Constrained cortical randomness: in certain ways this randomness is extremely constrained (and breaking these constraints leads to a highly dysfunctional brain). Of particular importance, the long range (multiple centimeters) inter-module connections are genetically hard-coded and established in fetal development. These long range connections are then able to change only locally (usually << 0.5 cm) in terms of their input/output locations. No new long range connections can be formed for the rest of the lifespan. They can be lost but not replaced. There are also rules of about which subtypes of cells in which layers of the cortex can connect to which other subtypes of cells. So there’s a lot of important order there. I think when making comparison to machine learning we should be careful to keep in mind that the brain’s plasticity is far more constrained than a default neural network. This means particularly that various modules within the neocortex take on highly constrained roles which are very similar between most humans (barring dramatic damage or defects). This is quite useful for interpreting the function of parts of the cortex.

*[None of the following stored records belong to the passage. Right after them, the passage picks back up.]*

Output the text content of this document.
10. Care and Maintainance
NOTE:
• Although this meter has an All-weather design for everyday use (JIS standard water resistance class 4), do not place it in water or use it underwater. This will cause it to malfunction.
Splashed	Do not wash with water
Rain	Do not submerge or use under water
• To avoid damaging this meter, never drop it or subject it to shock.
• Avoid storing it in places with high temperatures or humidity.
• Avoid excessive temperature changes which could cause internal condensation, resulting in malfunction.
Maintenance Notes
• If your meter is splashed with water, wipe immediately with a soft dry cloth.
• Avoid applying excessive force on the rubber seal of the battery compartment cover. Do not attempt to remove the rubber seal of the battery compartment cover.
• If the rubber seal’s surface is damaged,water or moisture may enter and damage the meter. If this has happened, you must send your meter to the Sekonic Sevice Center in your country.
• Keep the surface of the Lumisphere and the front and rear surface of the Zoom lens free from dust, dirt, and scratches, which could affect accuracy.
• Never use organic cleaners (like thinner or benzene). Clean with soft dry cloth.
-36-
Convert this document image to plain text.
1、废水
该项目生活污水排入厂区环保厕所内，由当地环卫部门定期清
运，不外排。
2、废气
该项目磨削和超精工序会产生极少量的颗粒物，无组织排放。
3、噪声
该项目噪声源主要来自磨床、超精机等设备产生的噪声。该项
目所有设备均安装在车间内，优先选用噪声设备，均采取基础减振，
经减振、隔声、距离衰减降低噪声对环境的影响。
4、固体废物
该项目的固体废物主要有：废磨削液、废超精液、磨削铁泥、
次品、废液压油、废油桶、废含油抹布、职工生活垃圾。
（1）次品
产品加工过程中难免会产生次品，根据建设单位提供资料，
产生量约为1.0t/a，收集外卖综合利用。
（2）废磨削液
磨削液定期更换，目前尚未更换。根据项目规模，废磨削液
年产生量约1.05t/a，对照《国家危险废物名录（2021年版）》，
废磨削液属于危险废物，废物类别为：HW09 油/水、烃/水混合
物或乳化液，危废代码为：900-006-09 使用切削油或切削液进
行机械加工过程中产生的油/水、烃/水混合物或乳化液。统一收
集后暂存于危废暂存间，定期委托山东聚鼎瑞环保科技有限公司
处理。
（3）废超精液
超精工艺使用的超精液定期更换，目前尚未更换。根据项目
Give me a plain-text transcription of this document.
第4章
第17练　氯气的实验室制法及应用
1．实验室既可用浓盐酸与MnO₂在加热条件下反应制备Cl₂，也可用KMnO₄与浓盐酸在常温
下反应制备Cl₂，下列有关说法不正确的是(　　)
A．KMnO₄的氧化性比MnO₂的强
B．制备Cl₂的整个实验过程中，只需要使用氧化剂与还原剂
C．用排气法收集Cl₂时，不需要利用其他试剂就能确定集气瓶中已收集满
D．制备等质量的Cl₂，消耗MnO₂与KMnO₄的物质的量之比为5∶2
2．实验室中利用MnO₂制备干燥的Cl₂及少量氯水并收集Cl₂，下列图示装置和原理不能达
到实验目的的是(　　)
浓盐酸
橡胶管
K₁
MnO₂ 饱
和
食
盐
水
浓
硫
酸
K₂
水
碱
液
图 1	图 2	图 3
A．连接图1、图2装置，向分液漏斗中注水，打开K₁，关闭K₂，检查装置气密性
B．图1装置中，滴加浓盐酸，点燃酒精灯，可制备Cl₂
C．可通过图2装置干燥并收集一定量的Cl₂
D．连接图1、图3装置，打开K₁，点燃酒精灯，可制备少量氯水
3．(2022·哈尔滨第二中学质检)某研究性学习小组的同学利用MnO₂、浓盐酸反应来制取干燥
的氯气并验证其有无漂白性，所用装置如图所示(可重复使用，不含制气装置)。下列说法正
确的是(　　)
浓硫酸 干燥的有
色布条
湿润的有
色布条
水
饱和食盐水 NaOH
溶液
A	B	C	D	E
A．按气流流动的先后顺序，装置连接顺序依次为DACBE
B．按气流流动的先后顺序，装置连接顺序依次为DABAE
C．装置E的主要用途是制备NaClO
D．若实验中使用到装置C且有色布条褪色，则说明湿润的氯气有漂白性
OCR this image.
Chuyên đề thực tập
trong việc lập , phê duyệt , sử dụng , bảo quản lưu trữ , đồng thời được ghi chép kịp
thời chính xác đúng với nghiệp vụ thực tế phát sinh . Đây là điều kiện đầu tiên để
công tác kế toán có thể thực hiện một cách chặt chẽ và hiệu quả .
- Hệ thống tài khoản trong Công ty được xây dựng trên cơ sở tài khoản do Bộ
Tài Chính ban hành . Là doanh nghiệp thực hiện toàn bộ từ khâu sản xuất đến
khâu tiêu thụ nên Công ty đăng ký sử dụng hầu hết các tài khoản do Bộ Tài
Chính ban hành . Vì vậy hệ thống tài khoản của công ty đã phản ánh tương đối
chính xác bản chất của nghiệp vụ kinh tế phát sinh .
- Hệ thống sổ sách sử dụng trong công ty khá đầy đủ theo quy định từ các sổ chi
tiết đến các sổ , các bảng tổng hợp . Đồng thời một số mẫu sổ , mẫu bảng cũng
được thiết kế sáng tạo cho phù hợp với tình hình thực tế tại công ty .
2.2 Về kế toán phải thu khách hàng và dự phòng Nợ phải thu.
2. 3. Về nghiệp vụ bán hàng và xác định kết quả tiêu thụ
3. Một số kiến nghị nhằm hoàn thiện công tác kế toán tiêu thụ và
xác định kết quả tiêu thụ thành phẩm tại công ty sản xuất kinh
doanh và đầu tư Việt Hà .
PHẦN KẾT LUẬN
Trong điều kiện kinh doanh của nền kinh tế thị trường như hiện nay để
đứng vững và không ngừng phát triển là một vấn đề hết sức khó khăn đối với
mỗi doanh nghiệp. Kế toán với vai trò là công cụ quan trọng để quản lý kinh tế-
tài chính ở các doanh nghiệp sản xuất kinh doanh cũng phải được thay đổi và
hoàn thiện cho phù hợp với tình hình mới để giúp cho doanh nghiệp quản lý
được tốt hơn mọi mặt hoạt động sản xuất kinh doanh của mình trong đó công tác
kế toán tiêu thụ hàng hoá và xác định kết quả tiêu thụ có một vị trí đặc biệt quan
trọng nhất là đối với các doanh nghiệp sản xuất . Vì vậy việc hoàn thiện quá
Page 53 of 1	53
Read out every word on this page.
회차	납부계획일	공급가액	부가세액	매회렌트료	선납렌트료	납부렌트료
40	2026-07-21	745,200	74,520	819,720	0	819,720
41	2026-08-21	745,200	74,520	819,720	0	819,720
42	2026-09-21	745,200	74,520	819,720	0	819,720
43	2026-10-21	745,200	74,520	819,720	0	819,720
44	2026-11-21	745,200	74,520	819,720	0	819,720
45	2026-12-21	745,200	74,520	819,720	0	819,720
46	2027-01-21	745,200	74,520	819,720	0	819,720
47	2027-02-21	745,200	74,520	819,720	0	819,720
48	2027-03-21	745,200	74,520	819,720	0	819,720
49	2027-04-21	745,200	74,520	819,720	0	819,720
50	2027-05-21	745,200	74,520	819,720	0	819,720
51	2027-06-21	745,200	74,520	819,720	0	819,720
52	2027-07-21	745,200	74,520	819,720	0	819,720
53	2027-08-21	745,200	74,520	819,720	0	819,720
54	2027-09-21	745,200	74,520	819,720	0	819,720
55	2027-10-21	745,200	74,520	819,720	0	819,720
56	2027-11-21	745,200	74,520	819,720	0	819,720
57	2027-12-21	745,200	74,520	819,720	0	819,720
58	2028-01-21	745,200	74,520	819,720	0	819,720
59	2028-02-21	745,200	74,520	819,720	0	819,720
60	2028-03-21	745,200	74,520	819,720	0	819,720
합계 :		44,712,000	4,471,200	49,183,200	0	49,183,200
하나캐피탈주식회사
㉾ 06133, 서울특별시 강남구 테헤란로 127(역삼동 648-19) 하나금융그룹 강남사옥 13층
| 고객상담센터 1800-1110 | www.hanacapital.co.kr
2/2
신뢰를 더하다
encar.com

The subcortical reward circuitry has some hardcoded aspects and some randomly initialized learning aspects. Less so than the cortex, but not none. Also, the reward circuitry (particular the reciprocal connections between the thalamus and the cortex and back and forth again, and the amygdala—prefrontal cortex links) have a lot to do with learned rewards and temporary task-specific connections between world-state-prediction and reward. For instance, getting really emotionally excited about earning points in a video game is something that is dependent on the function of the prefrontal cortex interpreting those points as a task-relevant signal (video game playing being the self-assigned task). This ability to contextually self-assign tasks and associate arbitrary sensory inputs as temporary reward signals related to these tasks is a key part of what makes humans agentic. Classically, the symptom cluster which results from damage to the prefrontal areas responsible self-task-and-reward-assignment area is called ‘lobotomized’. Lobotomy was a primitive surgery involving deliberately damaging these frontal cortical regions of misbehaving mentally-ill people specifically to permanently remove their agency. Studies on people who have sustained deliberate or accidental damage to this region show that they can no longer successfully make and execute multi-step or abstract tasks for themselves. They can manage single step tasks such as eating food placed in front of them when they are hungry, but not actively seeking out food that isn’t obviously available. This varies depending on the amount of damage to this area. Some patients may be able to go to the refrigerator and get food if hungry. An only slightly damaged patient may be able to go grocery shopping even, but probably wouldn’t be able to connect up a longer and more delayed / abstracted task chain around preventing hunger. For instance, earning money to use for grocery shopping or saving shelf-stable food for future instances of temporary unavailability of the grocery store.
Ok, after thinking a bit, I just can’t resist throwing in another relevant point.
Attention.
Attention in the brain is entirely inhibitory (activation magnitude reduction) of the cortical areas currently judged to be irrelevant. This inhibition is not absolute, it can be overcome by a sufficiently strong surprising signal. When it isn’t being overridden, it drives the learning rate to basically zero for the unattended areas. This has been most studied (for convenience reasons) in the visual cortex, in the context of suppressing visual information currently deemed irrelevant to the tasks at hand. These tasks at hand involve both semi-hardwired instincts like predator or prey detection, and also conditional task-specific attention as mediated by the frontal cortex (with information passed via those precious long-range connections, many of which route through the thalamus).